The default Twine 2 format (Harlowe) makes heavy use of custom tags, and my understanding is a lot of screen readers are just not equipped to handle that? But I’ve also heard reports that other formats also have problems. As a Twine author I’d certainly appreciate more clarity on this front.

Ok, I’ll update my original post accordingly - but vaguely. Don’t want to discourage people from using Twine, or indeed using any available tool. Thanks!

I tend to sprawl all over the place, and a sprawling guide is no help at all to anyone. If anyone ever has any editing tips for me, to make it all more readable and useful, please chime in. Thanks!

You can use The IFWiki to collaborate on articles and present them in a clean way, without the discussion about the text. The wiki also gives us the change history, to note every future alteration.

Okay so I’ve been messing around a bit with Twine and screen readers tonight.
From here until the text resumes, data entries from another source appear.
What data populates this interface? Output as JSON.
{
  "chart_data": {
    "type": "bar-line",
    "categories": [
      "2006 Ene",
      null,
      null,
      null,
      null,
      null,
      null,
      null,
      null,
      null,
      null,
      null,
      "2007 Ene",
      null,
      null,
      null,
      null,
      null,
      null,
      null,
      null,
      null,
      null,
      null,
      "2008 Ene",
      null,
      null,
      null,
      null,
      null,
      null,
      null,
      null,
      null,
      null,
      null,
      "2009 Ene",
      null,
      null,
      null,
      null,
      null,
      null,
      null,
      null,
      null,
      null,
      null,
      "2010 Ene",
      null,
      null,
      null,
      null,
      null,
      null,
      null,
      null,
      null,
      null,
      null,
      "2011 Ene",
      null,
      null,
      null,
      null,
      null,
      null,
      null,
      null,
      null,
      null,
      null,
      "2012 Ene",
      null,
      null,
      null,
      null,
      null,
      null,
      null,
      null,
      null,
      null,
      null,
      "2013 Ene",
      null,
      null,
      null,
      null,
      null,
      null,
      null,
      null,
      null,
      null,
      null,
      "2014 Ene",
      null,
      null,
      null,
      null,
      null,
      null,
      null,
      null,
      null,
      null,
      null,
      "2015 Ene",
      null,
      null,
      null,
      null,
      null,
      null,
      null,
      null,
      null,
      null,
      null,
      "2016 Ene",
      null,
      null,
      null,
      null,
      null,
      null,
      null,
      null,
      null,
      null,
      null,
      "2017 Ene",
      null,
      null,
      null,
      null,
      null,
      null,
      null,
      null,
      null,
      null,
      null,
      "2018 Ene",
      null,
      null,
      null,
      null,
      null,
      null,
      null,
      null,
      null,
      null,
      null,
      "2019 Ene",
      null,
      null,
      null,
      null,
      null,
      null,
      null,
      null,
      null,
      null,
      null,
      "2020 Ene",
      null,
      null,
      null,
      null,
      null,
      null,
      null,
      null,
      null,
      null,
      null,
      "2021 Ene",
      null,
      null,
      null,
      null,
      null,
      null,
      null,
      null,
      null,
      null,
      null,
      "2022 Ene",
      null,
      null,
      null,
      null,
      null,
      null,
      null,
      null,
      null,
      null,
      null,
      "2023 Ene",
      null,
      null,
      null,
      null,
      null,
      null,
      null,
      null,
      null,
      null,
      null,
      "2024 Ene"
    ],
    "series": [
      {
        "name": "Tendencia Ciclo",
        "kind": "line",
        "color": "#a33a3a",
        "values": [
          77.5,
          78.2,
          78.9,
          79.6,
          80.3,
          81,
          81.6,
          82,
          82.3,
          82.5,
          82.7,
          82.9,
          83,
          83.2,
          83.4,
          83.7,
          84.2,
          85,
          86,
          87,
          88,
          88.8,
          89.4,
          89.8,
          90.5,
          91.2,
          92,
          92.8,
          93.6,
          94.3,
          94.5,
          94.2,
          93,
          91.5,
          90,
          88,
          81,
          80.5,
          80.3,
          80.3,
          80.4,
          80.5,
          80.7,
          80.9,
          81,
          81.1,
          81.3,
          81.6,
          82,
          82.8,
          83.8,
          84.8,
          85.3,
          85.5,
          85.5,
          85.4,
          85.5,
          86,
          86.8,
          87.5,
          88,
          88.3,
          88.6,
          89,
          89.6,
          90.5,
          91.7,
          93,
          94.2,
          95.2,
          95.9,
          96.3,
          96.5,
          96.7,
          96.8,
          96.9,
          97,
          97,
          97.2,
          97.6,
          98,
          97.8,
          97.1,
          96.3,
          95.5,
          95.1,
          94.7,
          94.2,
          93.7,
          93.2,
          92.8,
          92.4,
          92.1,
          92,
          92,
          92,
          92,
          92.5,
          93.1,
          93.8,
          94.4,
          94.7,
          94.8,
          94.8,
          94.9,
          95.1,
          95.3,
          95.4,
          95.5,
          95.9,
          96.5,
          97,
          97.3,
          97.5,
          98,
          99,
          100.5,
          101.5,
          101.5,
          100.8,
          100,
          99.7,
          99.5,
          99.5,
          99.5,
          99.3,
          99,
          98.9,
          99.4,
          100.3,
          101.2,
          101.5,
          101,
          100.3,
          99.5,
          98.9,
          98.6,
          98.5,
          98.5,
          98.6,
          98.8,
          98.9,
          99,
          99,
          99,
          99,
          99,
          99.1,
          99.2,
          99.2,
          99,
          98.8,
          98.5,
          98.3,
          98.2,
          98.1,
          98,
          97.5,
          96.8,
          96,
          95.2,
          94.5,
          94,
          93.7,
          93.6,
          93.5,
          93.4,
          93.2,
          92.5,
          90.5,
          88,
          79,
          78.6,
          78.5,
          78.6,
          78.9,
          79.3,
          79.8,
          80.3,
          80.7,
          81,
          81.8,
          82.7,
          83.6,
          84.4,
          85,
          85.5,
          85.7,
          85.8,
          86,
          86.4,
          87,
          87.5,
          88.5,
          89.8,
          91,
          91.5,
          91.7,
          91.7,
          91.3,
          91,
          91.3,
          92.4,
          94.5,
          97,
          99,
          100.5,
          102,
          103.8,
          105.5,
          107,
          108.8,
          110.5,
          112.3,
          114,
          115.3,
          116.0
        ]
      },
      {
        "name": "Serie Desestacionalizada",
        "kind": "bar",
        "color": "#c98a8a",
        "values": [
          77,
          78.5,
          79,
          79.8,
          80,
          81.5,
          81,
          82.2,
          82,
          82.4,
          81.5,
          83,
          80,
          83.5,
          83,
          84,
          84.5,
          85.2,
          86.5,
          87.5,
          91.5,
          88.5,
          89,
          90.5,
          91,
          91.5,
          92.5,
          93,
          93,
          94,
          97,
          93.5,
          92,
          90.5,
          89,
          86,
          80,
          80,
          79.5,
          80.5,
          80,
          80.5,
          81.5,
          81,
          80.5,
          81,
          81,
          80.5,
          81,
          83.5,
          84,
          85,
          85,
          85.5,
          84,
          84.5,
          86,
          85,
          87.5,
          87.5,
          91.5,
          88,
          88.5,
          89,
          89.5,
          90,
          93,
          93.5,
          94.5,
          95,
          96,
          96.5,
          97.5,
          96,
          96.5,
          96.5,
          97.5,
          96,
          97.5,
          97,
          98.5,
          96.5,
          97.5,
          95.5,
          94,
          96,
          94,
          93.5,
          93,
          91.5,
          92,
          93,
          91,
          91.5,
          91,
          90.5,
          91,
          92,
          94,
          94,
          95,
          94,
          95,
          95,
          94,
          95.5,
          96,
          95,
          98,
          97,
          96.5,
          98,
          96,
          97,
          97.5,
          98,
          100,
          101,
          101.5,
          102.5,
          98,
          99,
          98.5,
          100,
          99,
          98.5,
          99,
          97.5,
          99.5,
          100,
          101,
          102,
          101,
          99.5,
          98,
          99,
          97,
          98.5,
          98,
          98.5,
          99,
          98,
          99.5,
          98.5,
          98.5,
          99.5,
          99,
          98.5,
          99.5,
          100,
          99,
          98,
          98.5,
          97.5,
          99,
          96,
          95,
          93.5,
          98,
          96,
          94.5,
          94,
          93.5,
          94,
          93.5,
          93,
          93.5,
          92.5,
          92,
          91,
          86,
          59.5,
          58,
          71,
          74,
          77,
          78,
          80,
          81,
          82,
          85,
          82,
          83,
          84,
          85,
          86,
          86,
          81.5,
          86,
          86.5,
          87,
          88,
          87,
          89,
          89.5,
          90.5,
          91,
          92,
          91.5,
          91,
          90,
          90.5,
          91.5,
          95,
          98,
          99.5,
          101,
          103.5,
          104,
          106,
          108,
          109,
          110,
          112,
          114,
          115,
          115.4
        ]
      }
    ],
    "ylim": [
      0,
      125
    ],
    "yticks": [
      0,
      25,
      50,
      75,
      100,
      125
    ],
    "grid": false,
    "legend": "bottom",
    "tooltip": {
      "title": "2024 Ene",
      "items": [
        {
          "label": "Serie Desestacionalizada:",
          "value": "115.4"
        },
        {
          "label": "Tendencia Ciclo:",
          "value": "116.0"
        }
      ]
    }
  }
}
Both the Harlowe and Snowman formats seem to work properly with the latest version of NVDA if you add aria-live=“polite” aria-atomic=“false” to the main story tag (which is

for Snowman and for Harlowe). This also I think works for the latest version of JAWS, but I was working with a limited-time trial version there so I don’t know for sure.

My ability to test this stuff is limited because A) I don’t know what I’m doing, B) I don’t have access to all the software and hardware I’d need to be comprehensive about this, and C) I really don’t know what I’m doing. But if I’m understanding properly, this might at least improve Twine accessibility for some users?

It definitely would! It’s exactly the sort of dev-tool-specific information that has very practical application! Much appreciated!

Oreolek, Wikis are wonderful things but they go over my head and try my patience. They’re just not for me, I’m afraid. But if anyone wants to do that, I’m glad to offer my assistance, based on the information that’s coming to light on this thread.

Note to self: Wade Clark had some great accessibility notes a while back. Self, you keep forgetting to go check them out, so I’m forced to remind you publicly in an attempt to shame you into just getting it looked at already.

It’s up to you, of course, to decide whether you want to do it or not, but for me the most tedious part of editing a wiki is marking up the text to make it conform with the style guides. But if you create your own sandbox page, you don’t have to worry about marking up the text. You can just paste the text in, and people can edit it at will, and at some point in the future people can try to neaten it up and make it an “official” public page.

“WebAIM - Web Accessibility In Mind” looks like a useful website.

Among other things, it has a contrast checker tool. You enter in your text color and the background color, and it tells you whether there’s enough contrast between the two.

That seems amazingly useful! I’ve added it in, thanks!

I have some screen-reader questions.

They read out the text as speech/sound, right? How do they handle nonstandard words? I’m thinking things like:
Made-up words
Weird fantasy names
Super-obscure English words
Foreign words and names
Dialog which the author intentionally misspells to indicate the character’s accent or speech difficulty
Partial words, e.g. you found a piece of a page that was ripped in half

Screen readers pronounce words properly when they’re spelled correctly, in most cases. Of course, homynyms sound the same. Unusual words - words not in the dictionary - are announced phonetically. It can be really hard to figure out how to spell these unusual words. If they can’t figure it out by sound, screen reader users need to follow the word character-by-character with the cursor to figure out how to type it. This is a problem for the built-in text-to-speech options in interpreters because you can’t scan text in this way. I’m guessing some screen readers can’t do it, either.

Neil

If an author is using a lot of made up words (like the spell names in Scroll Thief), how could they make it easier for screen readers to handle? Would it help to allow abbreviations of some sort, or respellings?